RE:RE:RE:How Many Are Assuming There's Going To Be A Takeout?You can't look at financial ratios without looking at the profitability ratios for a positive cash flow generating business. For example, your current ratio is easily fixed as they have stopped M&A activity and have stopped share buybacks.. therefore, they will earn operating cash flow which goes to the current assets on their balance sheet and improves that ratio.
Instead of a D/E where the Equity portion of that relies on the valuation of the Goodwill/Intangibles, you should be looking at Debt-to-EBITDA ratio which is the one that management uses and the banks use for their covenant calculations. Their debt ratio ran a little hot in the last quarter.. but again, all they have to do is stop burning cash with M&A and they can pay it down pretty quickly.

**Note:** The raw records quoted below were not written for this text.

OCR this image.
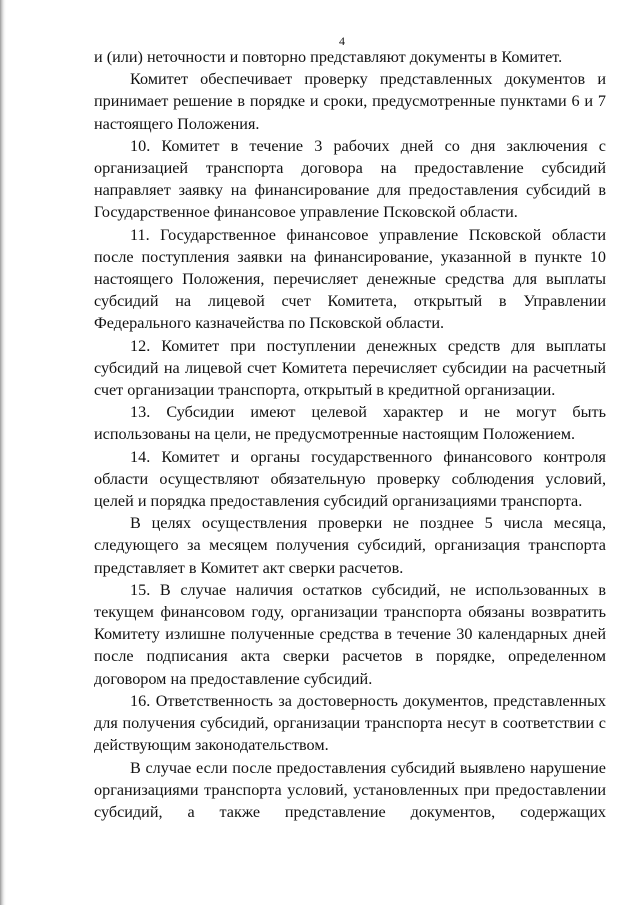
4

и (или) неточности и повторно представляют документы в Комитет.

Комитет обеспечивает проверку представленных документов и принимает решение в порядке и сроки, предусмотренные пунктами 6 и 7 настоящего Положения.

10. Комитет в течение 3 рабочих дней со дня заключения с организацией транспорта договора на предоставление субсидий направляет заявку на финансирование для предоставления субсидий в Государственное финансовое управление Псковской области.

11. Государственное финансовое управление Псковской области после поступления заявки на финансирование, указанной в пункте 10 настоящего Положения, перечисляет денежные средства для выплаты субсидий на лицевой счет Комитета, открытый в Управлении Федерального казначейства по Псковской области.

12. Комитет при поступлении денежных средств для выплаты субсидий на лицевой счет Комитета перечисляет субсидии на расчетный счет организации транспорта, открытый в кредитной организации.

13. Субсидии имеют целевой характер и не могут быть использованы на цели, не предусмотренные настоящим Положением.

14. Комитет и органы государственного финансового контроля области осуществляют обязательную проверку соблюдения условий, целей и порядка предоставления субсидий организациями транспорта.

В целях осуществления проверки не позднее 5 числа месяца, следующего за месяцем получения субсидий, организация транспорта представляет в Комитет акт сверки расчетов.

15. В случае наличия остатков субсидий, не использованных в текущем финансовом году, организации транспорта обязаны возвратить Комитету излишне полученные средства в течение 30 календарных дней после подписания акта сверки расчетов в порядке, определенном договором на предоставление субсидий.

16. Ответственность за достоверность документов, представленных для получения субсидий, организации транспорта несут в соответствии с действующим законодательством.

В случае если после предоставления субсидий выявлено нарушение организациями транспорта условий, установленных при предоставлении субсидий, а также представление документов, содержащих
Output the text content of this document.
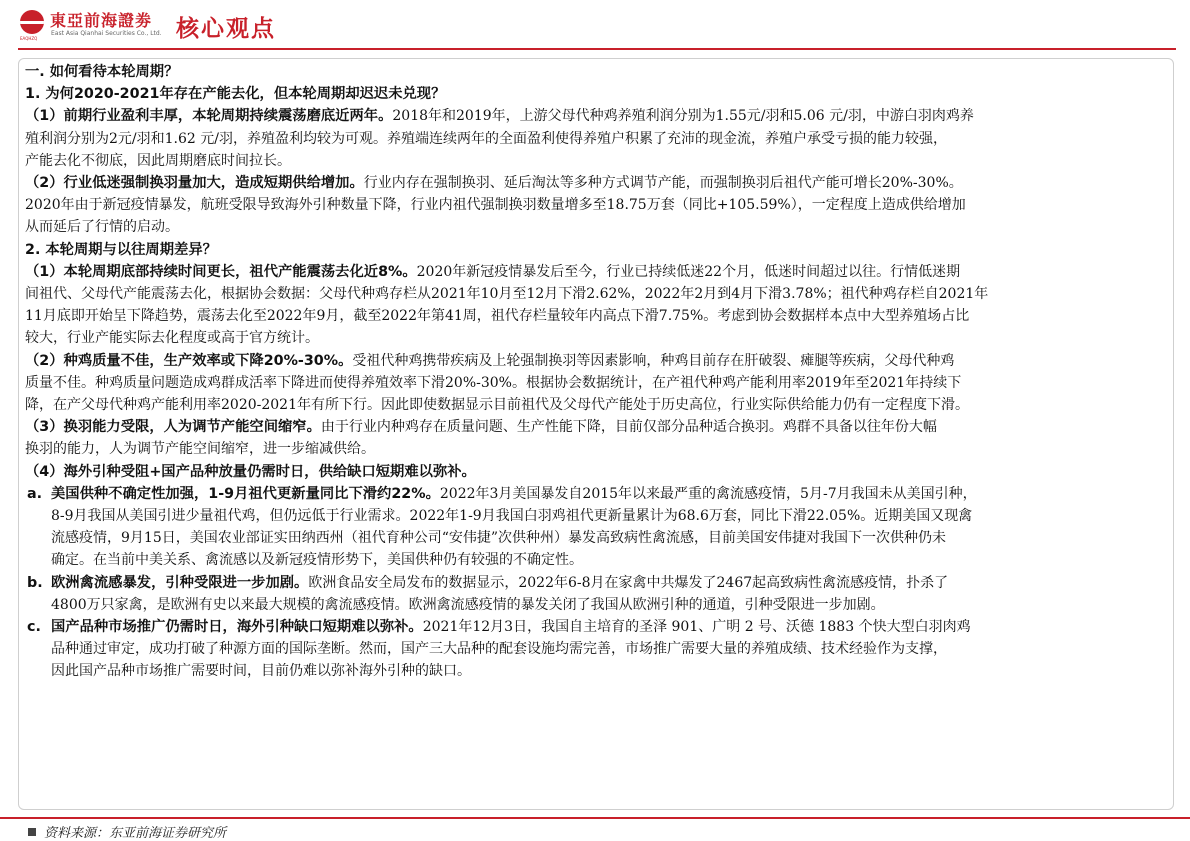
EAQHZQ
東亞前海證劵
East Asia Qianhai Securities Co., Ltd. 核心观点
一. 如何看待本轮周期？
1. 为何2020-2021年存在产能去化，但本轮周期却迟迟未兑现？
（1）前期行业盈利丰厚，本轮周期持续震荡磨底近两年。2018年和2019年，上游父母代种鸡养殖利润分别为1.55元/羽和5.06 元/羽，中游白羽肉鸡养
殖利润分别为2元/羽和1.62 元/羽，养殖盈利均较为可观。养殖端连续两年的全面盈利使得养殖户积累了充沛的现金流，养殖户承受亏损的能力较强，
产能去化不彻底，因此周期磨底时间拉长。
（2）行业低迷强制换羽量加大，造成短期供给增加。行业内存在强制换羽、延后淘汰等多种方式调节产能，而强制换羽后祖代产能可增长20%-30%。
2020年由于新冠疫情暴发，航班受限导致海外引种数量下降，行业内祖代强制换羽数量增多至18.75万套（同比+105.59%），一定程度上造成供给增加
从而延后了行情的启动。
2. 本轮周期与以往周期差异？
（1）本轮周期底部持续时间更长，祖代产能震荡去化近8%。2020年新冠疫情暴发后至今，行业已持续低迷22个月，低迷时间超过以往。行情低迷期
间祖代、父母代产能震荡去化，根据协会数据：父母代种鸡存栏从2021年10月至12月下滑2.62%，2022年2月到4月下滑3.78%；祖代种鸡存栏自2021年
11月底即开始呈下降趋势，震荡去化至2022年9月，截至2022年第41周，祖代存栏量较年内高点下滑7.75%。考虑到协会数据样本点中大型养殖场占比
较大，行业产能实际去化程度或高于官方统计。
（2）种鸡质量不佳，生产效率或下降20%-30%。受祖代种鸡携带疾病及上轮强制换羽等因素影响，种鸡目前存在肝破裂、瘫腿等疾病，父母代种鸡
质量不佳。种鸡质量问题造成鸡群成活率下降进而使得养殖效率下滑20%-30%。根据协会数据统计，在产祖代种鸡产能利用率2019年至2021年持续下
降，在产父母代种鸡产能利用率2020-2021年有所下行。因此即使数据显示目前祖代及父母代产能处于历史高位，行业实际供给能力仍有一定程度下滑。
（3）换羽能力受限，人为调节产能空间缩窄。由于行业内种鸡存在质量问题、生产性能下降，目前仅部分品种适合换羽。鸡群不具备以往年份大幅
换羽的能力，人为调节产能空间缩窄，进一步缩减供给。
（4）海外引种受阻+国产品种放量仍需时日，供给缺口短期难以弥补。
a. 美国供种不确定性加强，1-9月祖代更新量同比下滑约22%。2022年3月美国暴发自2015年以来最严重的禽流感疫情，5月-7月我国未从美国引种，
8-9月我国从美国引进少量祖代鸡，但仍远低于行业需求。2022年1-9月我国白羽鸡祖代更新量累计为68.6万套，同比下滑22.05%。近期美国又现禽
流感疫情，9月15日，美国农业部证实田纳西州（祖代育种公司“安伟捷”次供种州）暴发高致病性禽流感，目前美国安伟捷对我国下一次供种仍未
确定。在当前中美关系、禽流感以及新冠疫情形势下，美国供种仍有较强的不确定性。
b. 欧洲禽流感暴发，引种受限进一步加剧。欧洲食品安全局发布的数据显示，2022年6-8月在家禽中共爆发了2467起高致病性禽流感疫情，扑杀了
4800万只家禽，是欧洲有史以来最大规模的禽流感疫情。欧洲禽流感疫情的暴发关闭了我国从欧洲引种的通道，引种受限进一步加剧。
c. 国产品种市场推广仍需时日，海外引种缺口短期难以弥补。2021年12月3日，我国自主培育的圣泽 901、广明 2 号、沃德 1883 个快大型白羽肉鸡
品种通过审定，成功打破了种源方面的国际垄断。然而，国产三大品种的配套设施均需完善，市场推广需要大量的养殖成绩、技术经验作为支撑，
因此国产品种市场推广需要时间，目前仍难以弥补海外引种的缺口。
资料来源：东亚前海证券研究所
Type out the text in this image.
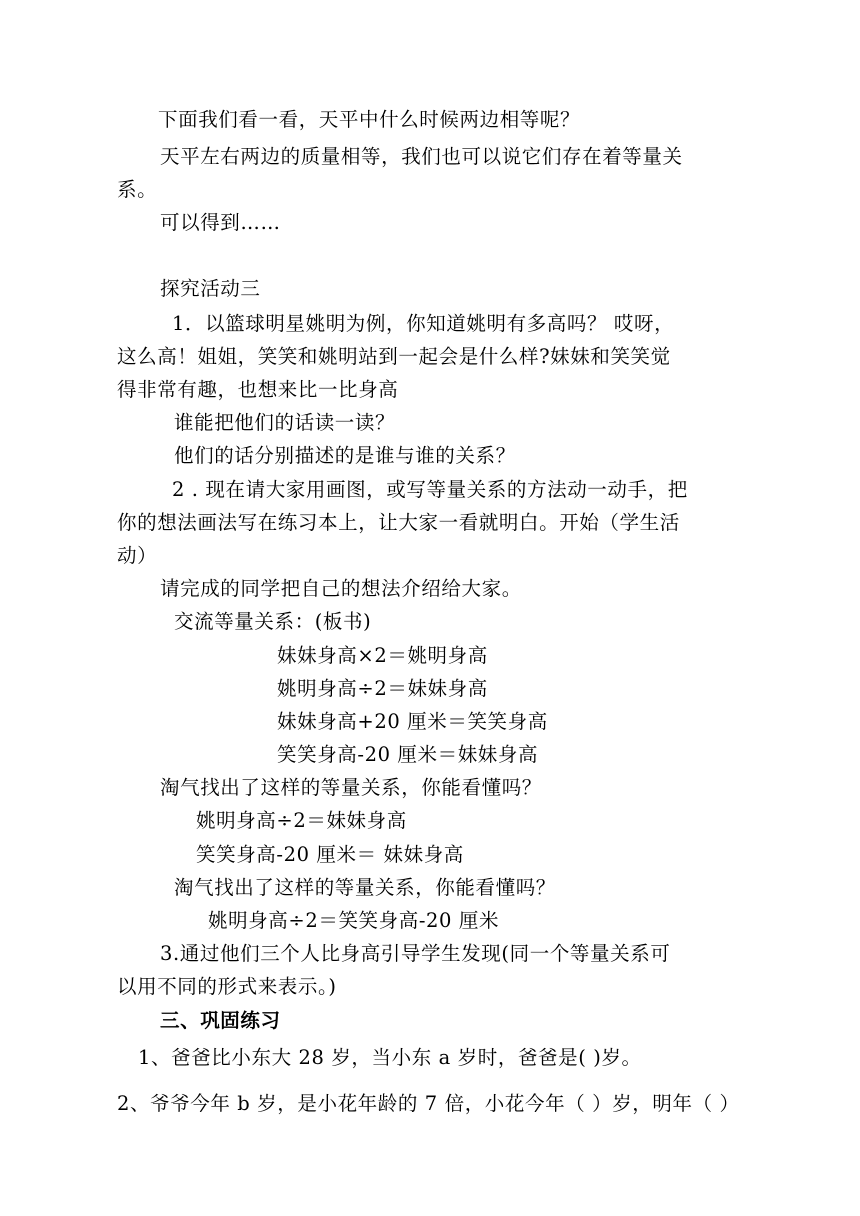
下面我们看一看，天平中什么时候两边相等呢？
天平左右两边的质量相等，我们也可以说它们存在着等量关
系。
可以得到……
探究活动三
1．以篮球明星姚明为例，你知道姚明有多高吗？ 哎呀，
这么高！姐姐，笑笑和姚明站到一起会是什么样?妹妹和笑笑觉
得非常有趣，也想来比一比身高
谁能把他们的话读一读？
他们的话分别描述的是谁与谁的关系？
2 . 现在请大家用画图，或写等量关系的方法动一动手，把
你的想法画法写在练习本上，让大家一看就明白。开始（学生活
动）
请完成的同学把自己的想法介绍给大家。
交流等量关系：(板书)
妹妹身高×2＝姚明身高
姚明身高÷2＝妹妹身高
妹妹身高+20 厘米＝笑笑身高
笑笑身高-20 厘米＝妹妹身高
淘气找出了这样的等量关系，你能看懂吗？
姚明身高÷2＝妹妹身高
笑笑身高-20 厘米＝ 妹妹身高
淘气找出了这样的等量关系，你能看懂吗？
姚明身高÷2＝笑笑身高-20 厘米
3.通过他们三个人比身高引导学生发现(同一个等量关系可
以用不同的形式来表示。)
三、巩固练习
1、爸爸比小东大 28 岁，当小东 a 岁时，爸爸是( )岁。
2、爷爷今年 b 岁，是小花年龄的 7 倍，小花今年（ ）岁，明年（ ）
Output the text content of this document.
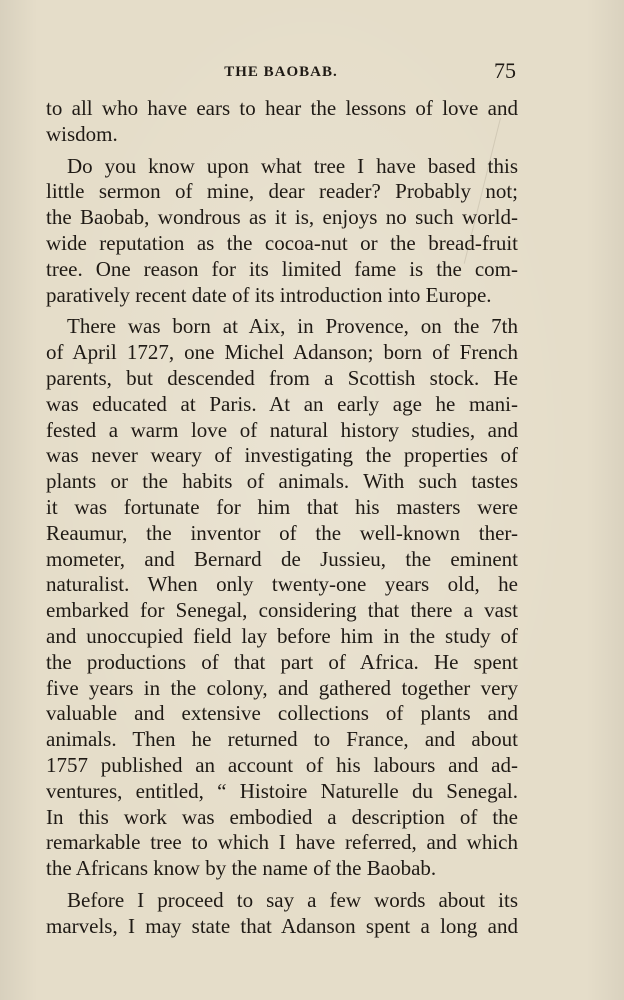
THE BAOBAB.	75
to all who have ears to hear the lessons of love and
wisdom.
Do you know upon what tree I have based this
little sermon of mine, dear reader? Probably not;
the Baobab, wondrous as it is, enjoys no such world-
wide reputation as the cocoa-nut or the bread-fruit
tree. One reason for its limited fame is the com-
paratively recent date of its introduction into Europe.
There was born at Aix, in Provence, on the 7th
of April 1727, one Michel Adanson; born of French
parents, but descended from a Scottish stock. He
was educated at Paris. At an early age he mani-
fested a warm love of natural history studies, and
was never weary of investigating the properties of
plants or the habits of animals. With such tastes
it was fortunate for him that his masters were
Reaumur, the inventor of the well-known ther-
mometer, and Bernard de Jussieu, the eminent
naturalist. When only twenty-one years old, he
embarked for Senegal, considering that there a vast
and unoccupied field lay before him in the study of
the productions of that part of Africa. He spent
five years in the colony, and gathered together very
valuable and extensive collections of plants and
animals. Then he returned to France, and about
1757 published an account of his labours and ad-
ventures, entitled, “ Histoire Naturelle du Senegal.
In this work was embodied a description of the
remarkable tree to which I have referred, and which
the Africans know by the name of the Baobab.
Before I proceed to say a few words about its
marvels, I may state that Adanson spent a long and
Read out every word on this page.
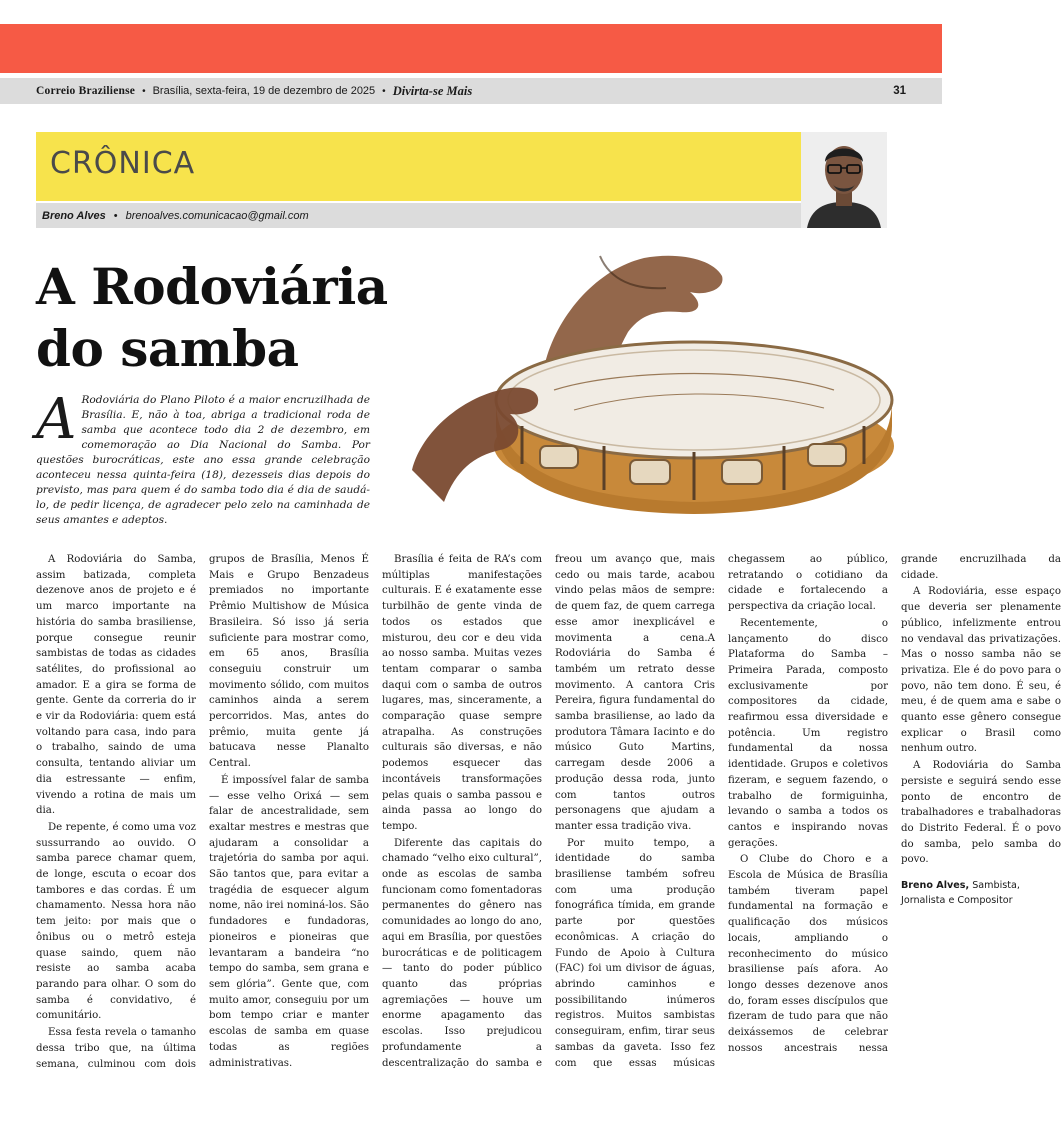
Correio Braziliense • Brasília, sexta-feira, 19 de dezembro de 2025 • Divirta-se Mais	31
CRÔNICA
Breno Alves • brenoalves.comunicacao@gmail.com
A Rodoviária do samba
A Rodoviária do Plano Piloto é a maior encruzilhada de Brasília. E, não à toa, abriga a tradicional roda de samba que acontece todo dia 2 de dezembro, em comemoração ao Dia Nacional do Samba. Por questões burocráticas, este ano essa grande celebração aconteceu nessa quinta-feira (18), dezesseis dias depois do previsto, mas para quem é do samba todo dia é dia de saudá-lo, de pedir licença, de agradecer pelo zelo na caminhada de seus amantes e adeptos.

A Rodoviária do Samba, assim batizada, completa dezenove anos de projeto e é um marco importante na história do samba brasiliense, porque consegue reunir sambistas de todas as cidades satélites, do profissional ao amador. E a gira se forma de gente. Gente da correria do ir e vir da Rodoviária: quem está voltando para casa, indo para o trabalho, saindo de uma consulta, tentando aliviar um dia estressante — enfim, vivendo a rotina de mais um dia.

De repente, é como uma voz sussurrando ao ouvido. O samba parece chamar quem, de longe, escuta o ecoar dos tambores e das cordas. É um chamamento. Nessa hora não tem jeito: por mais que o ônibus ou o metrô esteja quase saindo, quem não resiste ao samba acaba parando para olhar. O som do samba é convidativo, é comunitário.

Essa festa revela o tamanho dessa tribo que, na última semana, culminou com dois grupos de Brasília, Menos É Mais e Grupo Benzadeus premiados no importante Prêmio Multishow de Música Brasileira. Só isso já seria suficiente para mostrar como, em 65 anos, Brasília conseguiu construir um movimento sólido, com muitos caminhos ainda a serem percorridos. Mas, antes do prêmio, muita gente já batucava nesse Planalto Central.

É impossível falar de samba — esse velho Orixá — sem falar de ancestralidade, sem exaltar mestres e mestras que ajudaram a consolidar a trajetória do samba por aqui. São tantos que, para evitar a tragédia de esquecer algum nome, não irei nominá-los. São fundadores e fundadoras, pioneiros e pioneiras que levantaram a bandeira “no tempo do samba, sem grana e sem glória”. Gente que, com muito amor, conseguiu por um bom tempo criar e manter escolas de samba em quase todas as regiões administrativas.

Brasília é feita de RA’s com múltiplas manifestações culturais. E é exatamente esse turbilhão de gente vinda de todos os estados que misturou, deu cor e deu vida ao nosso samba. Muitas vezes tentam comparar o samba daqui com o samba de outros lugares, mas, sinceramente, a comparação quase sempre atrapalha. As construções culturais são diversas, e não podemos esquecer das incontáveis transformações pelas quais o samba passou e ainda passa ao longo do tempo.

Diferente das capitais do chamado “velho eixo cultural”, onde as escolas de samba funcionam como fomentadoras permanentes do gênero nas comunidades ao longo do ano, aqui em Brasília, por questões burocráticas e de politicagem — tanto do poder público quanto das próprias agremiações — houve um enorme apagamento das escolas. Isso prejudicou profundamente a descentralização do samba e freou um avanço que, mais cedo ou mais tarde, acabou vindo pelas mãos de sempre: de quem faz, de quem carrega esse amor inexplicável e movimenta a cena.A Rodoviária do Samba é também um retrato desse movimento. A cantora Cris Pereira, figura fundamental do samba brasiliense, ao lado da produtora Tâmara Iacinto e do músico Guto Martins, carregam desde 2006 a produção dessa roda, junto com tantos outros personagens que ajudam a manter essa tradição viva.

Por muito tempo, a identidade do samba brasiliense também sofreu com uma produção fonográfica tímida, em grande parte por questões econômicas. A criação do Fundo de Apoio à Cultura (FAC) foi um divisor de águas, abrindo caminhos e possibilitando inúmeros registros. Muitos sambistas conseguiram, enfim, tirar seus sambas da gaveta. Isso fez com que essas músicas chegassem ao público, retratando o cotidiano da cidade e fortalecendo a perspectiva da criação local.

Recentemente, o lançamento do disco Plataforma do Samba – Primeira Parada, composto exclusivamente por compositores da cidade, reafirmou essa diversidade e potência. Um registro fundamental da nossa identidade. Grupos e coletivos fizeram, e seguem fazendo, o trabalho de formiguinha, levando o samba a todos os cantos e inspirando novas gerações.

O Clube do Choro e a Escola de Música de Brasília também tiveram papel fundamental na formação e qualificação dos músicos locais, ampliando o reconhecimento do músico brasiliense país afora. Ao longo desses dezenove anos do, foram esses discípulos que fizeram de tudo para que não deixássemos de celebrar nossos ancestrais nessa grande encruzilhada da cidade.

A Rodoviária, esse espaço que deveria ser plenamente público, infelizmente entrou no vendaval das privatizações. Mas o nosso samba não se privatiza. Ele é do povo para o povo, não tem dono. É seu, é meu, é de quem ama e sabe o quanto esse gênero consegue explicar o Brasil como nenhum outro.

A Rodoviária do Samba persiste e seguirá sendo esse ponto de encontro de trabalhadores e trabalhadoras do Distrito Federal. É o povo do samba, pelo samba do povo.

Breno Alves, Sambista, Jornalista e Compositor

Agreed on the Goodwill and the fact that it can skew the assets. That's why I wouldn't look at valuation metrics like a Price/Book here as your Book value can change very quickly. Keep in mind though that the majority of Intangibles are also purchase related - these are the values of the non-compete agreements, customer lists, etc.. that arise when you do purchase price accounting.
For CTS, the best financial statement to look at is probably the cash flow statement as it takes out all the noise with purchase price accounting. At the end of the day, they have positive EBITDA and postive cash flow so there is an absolute floor to the valuation of the company.